A base aliada definiu o dia 4 de maio como prazo para anunciar a chapa majoritária completa. Até o momento, o PT não iniciou conversas sobre o vice, mantendo todas as possibilidades em aberto. O PDT ficará com a segunda vaga ao Senado e deve oficializar seu nome até a mesma data. O partido avalia positivamente o crescimento de Cadu Xavier e demonstra confiança em sua ida ao segundo turno.
Os pré-candidatos ao Governo do RN intensificam agendas de visitas pelo Estado durante a pré-campanha. Cadu Xavier e Álvaro Dias seguem um modelo tradicional, focado em lideranças políticas. Allyson Bezerra adota estratégia estruturada, com o projeto “167 razões”, valorizando cada município. A abordagem baseada em conexão e conteúdo amplia seu alcance e diferencia sua presença.
TAVEIRA JÚNIOR AMEAÇA DESISTIR DE CANDIDATURA
TAVEIRA JÚNIOR AMEAÇA DESISTIR DE CANDIDATURA
Após o fim dos prazos legais, o cenário político no RN segue agitado, com disputas internas nas nominatas. Vetos, como o de Taveira Júnior no PSDB, revelam a concorrência por espaço entre candidatos. Na federação PT/PV/PCdoB, o “fogo amigo” gera desconforto sobre nomes ligados ao PV. Já na União Brasil/PP, a possível entrada de Carlos Eduardo amplia tensões no grupo.

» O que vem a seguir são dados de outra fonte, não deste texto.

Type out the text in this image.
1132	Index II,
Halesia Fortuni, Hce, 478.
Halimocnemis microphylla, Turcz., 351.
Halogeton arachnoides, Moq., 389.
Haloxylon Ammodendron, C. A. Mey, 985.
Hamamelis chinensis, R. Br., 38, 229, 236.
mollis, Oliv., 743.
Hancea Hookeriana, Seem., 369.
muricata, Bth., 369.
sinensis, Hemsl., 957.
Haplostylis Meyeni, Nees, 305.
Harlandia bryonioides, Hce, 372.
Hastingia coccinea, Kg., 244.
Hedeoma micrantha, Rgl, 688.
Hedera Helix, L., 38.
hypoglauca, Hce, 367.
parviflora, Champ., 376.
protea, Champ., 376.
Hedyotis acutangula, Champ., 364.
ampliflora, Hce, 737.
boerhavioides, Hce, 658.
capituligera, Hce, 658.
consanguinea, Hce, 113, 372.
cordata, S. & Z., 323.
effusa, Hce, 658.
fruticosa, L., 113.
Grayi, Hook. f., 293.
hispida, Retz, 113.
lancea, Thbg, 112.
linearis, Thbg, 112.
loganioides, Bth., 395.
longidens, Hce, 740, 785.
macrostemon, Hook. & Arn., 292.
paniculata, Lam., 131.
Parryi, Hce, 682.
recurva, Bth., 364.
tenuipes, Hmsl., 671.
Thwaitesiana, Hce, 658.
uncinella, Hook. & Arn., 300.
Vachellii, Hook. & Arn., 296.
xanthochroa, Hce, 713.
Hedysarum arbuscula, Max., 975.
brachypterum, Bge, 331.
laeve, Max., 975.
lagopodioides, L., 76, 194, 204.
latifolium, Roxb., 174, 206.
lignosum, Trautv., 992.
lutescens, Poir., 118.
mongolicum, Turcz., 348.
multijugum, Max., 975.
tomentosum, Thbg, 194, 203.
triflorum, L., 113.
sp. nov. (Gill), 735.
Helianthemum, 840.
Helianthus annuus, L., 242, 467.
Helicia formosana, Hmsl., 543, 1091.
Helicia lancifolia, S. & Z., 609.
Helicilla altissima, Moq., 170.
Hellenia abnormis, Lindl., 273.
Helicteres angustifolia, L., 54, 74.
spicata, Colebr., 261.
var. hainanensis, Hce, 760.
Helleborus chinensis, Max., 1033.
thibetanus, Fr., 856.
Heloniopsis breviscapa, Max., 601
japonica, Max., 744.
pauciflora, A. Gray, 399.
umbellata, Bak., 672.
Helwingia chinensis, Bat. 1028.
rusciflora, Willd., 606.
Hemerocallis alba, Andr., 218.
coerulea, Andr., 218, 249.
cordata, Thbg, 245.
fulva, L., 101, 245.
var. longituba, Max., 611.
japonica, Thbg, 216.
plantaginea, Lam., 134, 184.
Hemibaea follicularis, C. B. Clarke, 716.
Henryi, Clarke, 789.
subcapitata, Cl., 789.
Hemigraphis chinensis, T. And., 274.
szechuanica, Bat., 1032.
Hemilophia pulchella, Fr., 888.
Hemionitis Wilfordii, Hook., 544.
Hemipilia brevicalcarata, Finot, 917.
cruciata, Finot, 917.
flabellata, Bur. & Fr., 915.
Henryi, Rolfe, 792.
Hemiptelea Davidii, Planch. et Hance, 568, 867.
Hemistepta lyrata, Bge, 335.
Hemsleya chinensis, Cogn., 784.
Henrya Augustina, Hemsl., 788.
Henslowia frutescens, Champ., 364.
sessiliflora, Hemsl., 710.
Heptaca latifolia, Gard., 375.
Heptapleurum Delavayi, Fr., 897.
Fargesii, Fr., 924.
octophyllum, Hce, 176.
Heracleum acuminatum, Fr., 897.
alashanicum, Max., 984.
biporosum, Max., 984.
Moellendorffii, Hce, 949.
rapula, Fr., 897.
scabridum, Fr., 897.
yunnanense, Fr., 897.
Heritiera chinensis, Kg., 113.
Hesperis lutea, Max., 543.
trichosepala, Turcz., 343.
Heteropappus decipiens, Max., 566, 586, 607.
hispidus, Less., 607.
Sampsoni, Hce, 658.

Dr. Bernardo reagiu às especulações de que poderia retornar ao MDB após eventual eleição, negando qualquer articulação com o vice-governador Walter Alves. O deputado reafirmou sua fidelidade ao Governo e destacou que não acompanhou Walter na saída da base. Os rumores podem ter origem em ex-aliados ou até em movimentações internas. A resposta busca conter desconfianças dentro da nominata e preservar sua imagem junto ao eleitorado de esquerda.
O PT não demonstra preocupação com a demora na escolha do vice de Cadu Xavier, apesar de críticas externas. A definição deve ocorrer apenas em maio, próxima às convenções. Internamente, há percepção de poucas opções no momento, mas expectativa de melhora do cenário. O partido aposta no tempo para fortalecer a chapa e atrair nomes mais competitivos.